Analis Ekonom INDEF Bhima Yudhistira, saat diskusi Aktual Forum dengan tema Nasib Perusahaan "Plat Merah" Di Bawah Kebijakan Rini Soemarno di Jakarta, Minggu (13/5/18). Perusahaan BUMN seharusnya bisa menjadi pengerak ekonomi dan mempercepat pertumbuhan ekonomi. Seperti China, dulu BUMN motornya bibarengi swasta, tapi Indonesia terbalik, dengan segala kelebihan yg terjadi, BUMN kita malah jadi faktor yang memperlambat ekonomi, karena jadi alat kekuasaan dan pengelolaannya tidak professional. AKTUAL/Tino Oktaviano

Jakarta, Aktul.com – Ekonom asal Institute Development of Economics and Finance (INDEF), Bima Yudhistira menyatakan, kebijakan pemerintah terkait holding BUMN telah membuat banyak perusahaan pelat merah kehilangan arah.

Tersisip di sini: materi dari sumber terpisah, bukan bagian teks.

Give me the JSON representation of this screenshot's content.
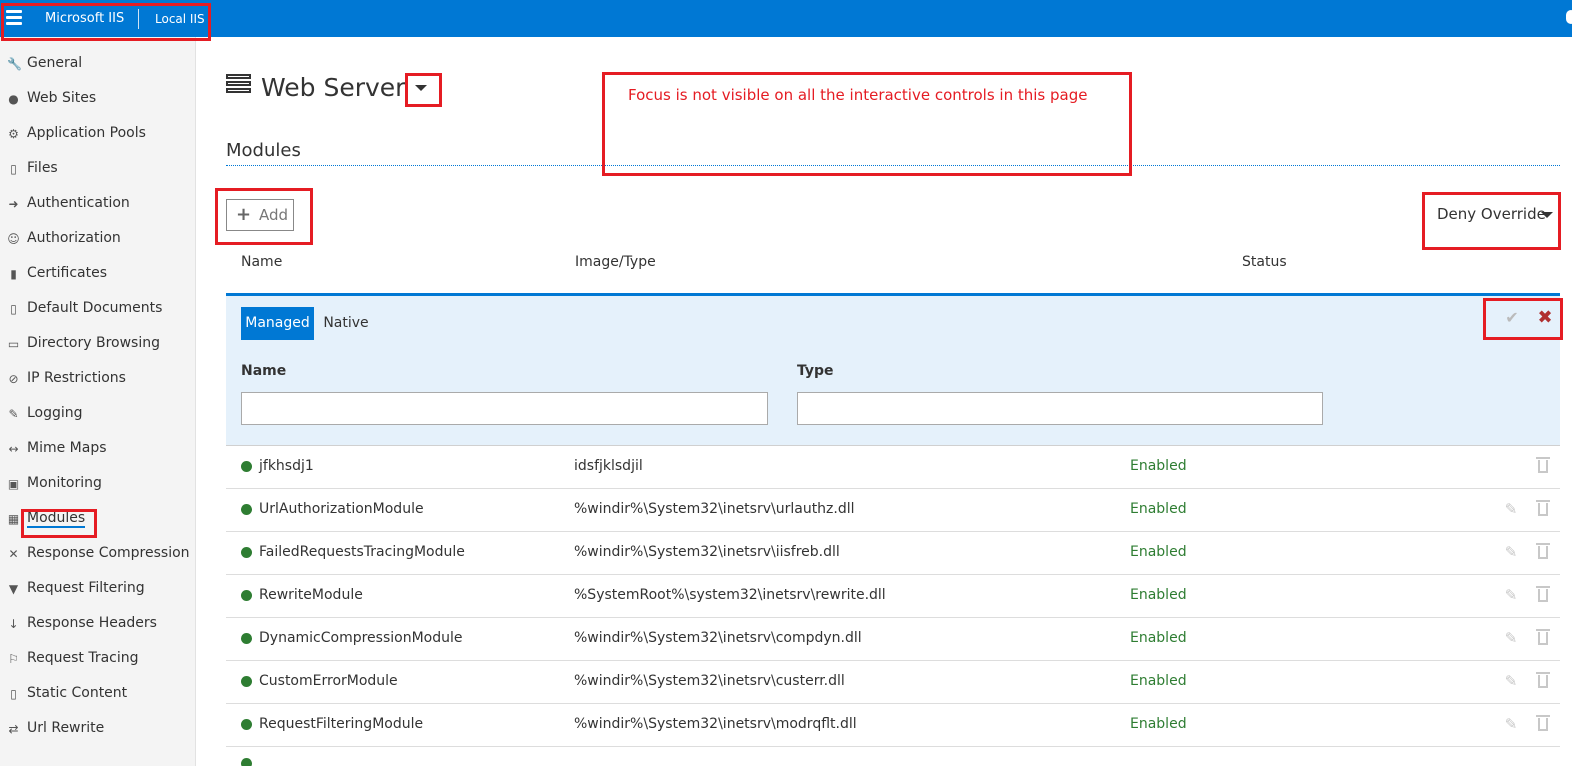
{
  "topbar": {
    "app_title": "Microsoft IIS",
    "server_name": "Local IIS"
  },
  "sidebar": {
    "items": [
      {
        "label": "General",
        "icon": "wrench-icon",
        "glyph": "🔧"
      },
      {
        "label": "Web Sites",
        "icon": "globe-icon",
        "glyph": "●"
      },
      {
        "label": "Application Pools",
        "icon": "gears-icon",
        "glyph": "⚙"
      },
      {
        "label": "Files",
        "icon": "files-icon",
        "glyph": "▯"
      },
      {
        "label": "Authentication",
        "icon": "sign-in-icon",
        "glyph": "➜"
      },
      {
        "label": "Authorization",
        "icon": "user-icon",
        "glyph": "☺"
      },
      {
        "label": "Certificates",
        "icon": "lock-icon",
        "glyph": "▮"
      },
      {
        "label": "Default Documents",
        "icon": "document-icon",
        "glyph": "▯"
      },
      {
        "label": "Directory Browsing",
        "icon": "folder-open-icon",
        "glyph": "▭"
      },
      {
        "label": "IP Restrictions",
        "icon": "ban-icon",
        "glyph": "⊘"
      },
      {
        "label": "Logging",
        "icon": "pencil-icon",
        "glyph": "✎"
      },
      {
        "label": "Mime Maps",
        "icon": "arrows-h-icon",
        "glyph": "↔"
      },
      {
        "label": "Monitoring",
        "icon": "medkit-icon",
        "glyph": "▣"
      },
      {
        "label": "Modules",
        "icon": "grid-icon",
        "glyph": "▦"
      },
      {
        "label": "Response Compression",
        "icon": "compress-icon",
        "glyph": "✕"
      },
      {
        "label": "Request Filtering",
        "icon": "filter-icon",
        "glyph": "▼"
      },
      {
        "label": "Response Headers",
        "icon": "arrow-down-icon",
        "glyph": "↓"
      },
      {
        "label": "Request Tracing",
        "icon": "flag-icon",
        "glyph": "⚐"
      },
      {
        "label": "Static Content",
        "icon": "file-icon",
        "glyph": "▯"
      },
      {
        "label": "Url Rewrite",
        "icon": "exchange-icon",
        "glyph": "⇄"
      }
    ]
  },
  "page": {
    "title": "Web Server",
    "section_title": "Modules",
    "add_label": "Add",
    "policy_label": "Deny Override"
  },
  "table": {
    "headers": [
      "Name",
      "Image/Type",
      "Status"
    ],
    "edit_panel": {
      "tab_managed": "Managed",
      "tab_native": "Native",
      "name_label": "Name",
      "type_label": "Type",
      "name_value": "",
      "type_value": ""
    },
    "rows": [
      {
        "name": "jfkhsdj1",
        "image": "idsfjklsdjil",
        "status": "Enabled",
        "editable": false
      },
      {
        "name": "UrlAuthorizationModule",
        "image": "%windir%\\System32\\inetsrv\\urlauthz.dll",
        "status": "Enabled",
        "editable": true
      },
      {
        "name": "FailedRequestsTracingModule",
        "image": "%windir%\\System32\\inetsrv\\iisfreb.dll",
        "status": "Enabled",
        "editable": true
      },
      {
        "name": "RewriteModule",
        "image": "%SystemRoot%\\system32\\inetsrv\\rewrite.dll",
        "status": "Enabled",
        "editable": true
      },
      {
        "name": "DynamicCompressionModule",
        "image": "%windir%\\System32\\inetsrv\\compdyn.dll",
        "status": "Enabled",
        "editable": true
      },
      {
        "name": "CustomErrorModule",
        "image": "%windir%\\System32\\inetsrv\\custerr.dll",
        "status": "Enabled",
        "editable": true
      },
      {
        "name": "RequestFilteringModule",
        "image": "%windir%\\System32\\inetsrv\\modrqflt.dll",
        "status": "Enabled",
        "editable": true
      }
    ]
  },
  "annotation": {
    "text": "Focus is not visible on all the interactive controls in this page"
  },
  "colors": {
    "accent": "#0078d4",
    "annotation": "#e51c23",
    "status_enabled": "#2e7d32"
  }
}
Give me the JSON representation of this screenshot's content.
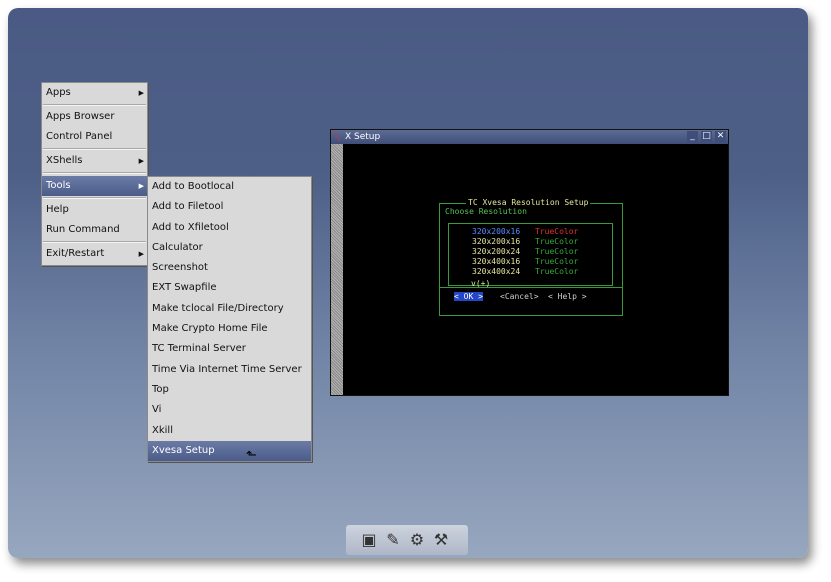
{
  "root_menu": {
    "items": [
      {
        "label": "Apps",
        "submenu": true
      },
      {
        "label": "Apps Browser",
        "submenu": false
      },
      {
        "label": "Control Panel",
        "submenu": false
      },
      {
        "label": "XShells",
        "submenu": true
      },
      {
        "label": "Tools",
        "submenu": true,
        "selected": true
      },
      {
        "label": "Help",
        "submenu": false
      },
      {
        "label": "Run Command",
        "submenu": false
      },
      {
        "label": "Exit/Restart",
        "submenu": true
      }
    ]
  },
  "tools_menu": {
    "items": [
      "Add to Bootlocal",
      "Add to Filetool",
      "Add to Xfiletool",
      "Calculator",
      "Screenshot",
      "EXT Swapfile",
      "Make tclocal File/Directory",
      "Make Crypto Home File",
      "TC Terminal Server",
      "Time Via Internet Time Server",
      "Top",
      "Vi",
      "Xkill",
      "Xvesa Setup"
    ],
    "selected": "Xvesa Setup"
  },
  "window": {
    "title": "X Setup",
    "dialog": {
      "title": "TC Xvesa Resolution Setup",
      "subtitle": "Choose Resolution",
      "options": [
        {
          "res": "320x200x16",
          "depth": "TrueColor",
          "color": "#e03030",
          "highlight": true
        },
        {
          "res": "320x200x16",
          "depth": "TrueColor",
          "color": "#3aa83a"
        },
        {
          "res": "320x200x24",
          "depth": "TrueColor",
          "color": "#3aa83a"
        },
        {
          "res": "320x400x16",
          "depth": "TrueColor",
          "color": "#3aa83a"
        },
        {
          "res": "320x400x24",
          "depth": "TrueColor",
          "color": "#3aa83a"
        }
      ],
      "more": "v(+)",
      "ok_label": "< OK >",
      "cancel_label": "<Cancel>",
      "help_label": "< Help >"
    }
  },
  "dock": {
    "icons": [
      "terminal-icon",
      "editor-icon",
      "control-panel-gears-icon",
      "tools-icon"
    ]
  },
  "colors": {
    "menu_bg": "#d9d9d9",
    "selection": "#4c5c89",
    "terminal_green": "#3a9a3a",
    "terminal_yellow": "#e6e6a0"
  }
}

Hal ini diungkapkannya dalam diskusi Aktual Forum yang bertajuk “Nasib Perusahaan Pelat Merah di Bawah Kebijakan Rini Soemarno” di Jakarta, Minggu (13/5).

“Kalau mau jujur, banyak anak usaha BUMN ini bingung, bisnis kita mau ke arah mana,” kata Bima.

Adanya holding, lanjutnya, berakibat adanya kekacauan kinerja dan berbagai macam persoalan lainnyanya dalam internal tubuh BUMN lantaran adanya perubahan manajemen, cara kerja serta visi dan misi perusahaan.

“Kemudian apa pentingnya Pertamina dikawin paksakan denga PGN? Ini kan dua perusahaan yang berbeda,” bebernya.

Akibat adanya holding BUMN, jelasnya, Pertamina harus menanggung kerugian yang ditimbulkan oleh PGN.

Terlebih, muncul kabar bahwa PT PGN telah menimbulkan potensi kerugian bagi negara sebesar 1,6 miliar dolar AS pada beberapa waktu lalu, akibat

“Pertamina juga harus menanggung mekanisme BBM satu harga,” tambah Bima.

Di tengah beban Pertamina dalam menanggung BBM satu harga, masyarakat pun disebutnya panik akibat adanya kelangkaan BBM jenis premium pada beberapa waktu lalu.

“Enggak usah panik, karena itu merupakan grand design dari kementerian BUMN agar Pertamina menanggung ini semua,” jelasnya dengan santai.

“Sekarang aja banyak aktivis di Istana, jadi komisaris sana sini, jadi gak banyak yang bunyi,” tutupnya.